For those of you who are looking at your homes, offices and lives and feeling sad and overwhelmed, I just want to say this:
No matter how bad you feel about your lack of organization at any given time, you can't let it define you. Who you are is such a complex thing. You're so many things to so many people. Clutter isn't terminal, it isn't permanent. And it can't erase all that you have to offer.
Your circumstances may be exhausting -- maybe you're a new parent, maybe you have a job that takes the majority of your time and brain space, maybe your house is too big to manage. But none of those things have real power, because at any point, if you don't like what you see, you can make it different.
That's the beauty of human nature. You can choose change. You can set goals and reach them. All of the successes you've had in your life are the result of work to reach a goal. If organization is something you strive for, if your dream is uncluttered space that makes you want to invite the neighborhood over for dinner, then go for it. First you have to have a dream, then one day you wake up and say, "That's it. I'm doing it." Setting short-term goals will get you where you want to go.

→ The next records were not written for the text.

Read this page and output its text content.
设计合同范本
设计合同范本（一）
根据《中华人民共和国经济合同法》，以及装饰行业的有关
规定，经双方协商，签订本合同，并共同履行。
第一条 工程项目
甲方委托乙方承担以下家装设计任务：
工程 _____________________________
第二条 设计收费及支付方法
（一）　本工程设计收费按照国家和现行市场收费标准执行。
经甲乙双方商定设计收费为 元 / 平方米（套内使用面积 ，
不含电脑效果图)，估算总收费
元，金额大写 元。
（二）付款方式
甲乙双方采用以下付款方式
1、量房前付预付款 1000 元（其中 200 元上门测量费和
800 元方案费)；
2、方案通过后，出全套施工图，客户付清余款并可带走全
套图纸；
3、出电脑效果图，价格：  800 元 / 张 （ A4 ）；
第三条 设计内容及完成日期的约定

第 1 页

Change is hard, but it's also the only doorway to becoming the person you will be in the future. It will happen through sheer will -- or it will happen without you. If you make change on your terms, you will realize how empowering it can be to set your mind on something and make it happen.
So, please. Don't stand before an abyss of clutter and feel bad about yourself. You can look at your desk, under that landfill somewhere, and feel ambivalent, annoyed or disgusted about its current status. But you can't look in the mirror and feel like a failure. Those two things just don't connect. Repeat after me: "This is not the 'me' I am. This is only trash." And trash day comes without fanfare every week.
Don't let it be more important than that.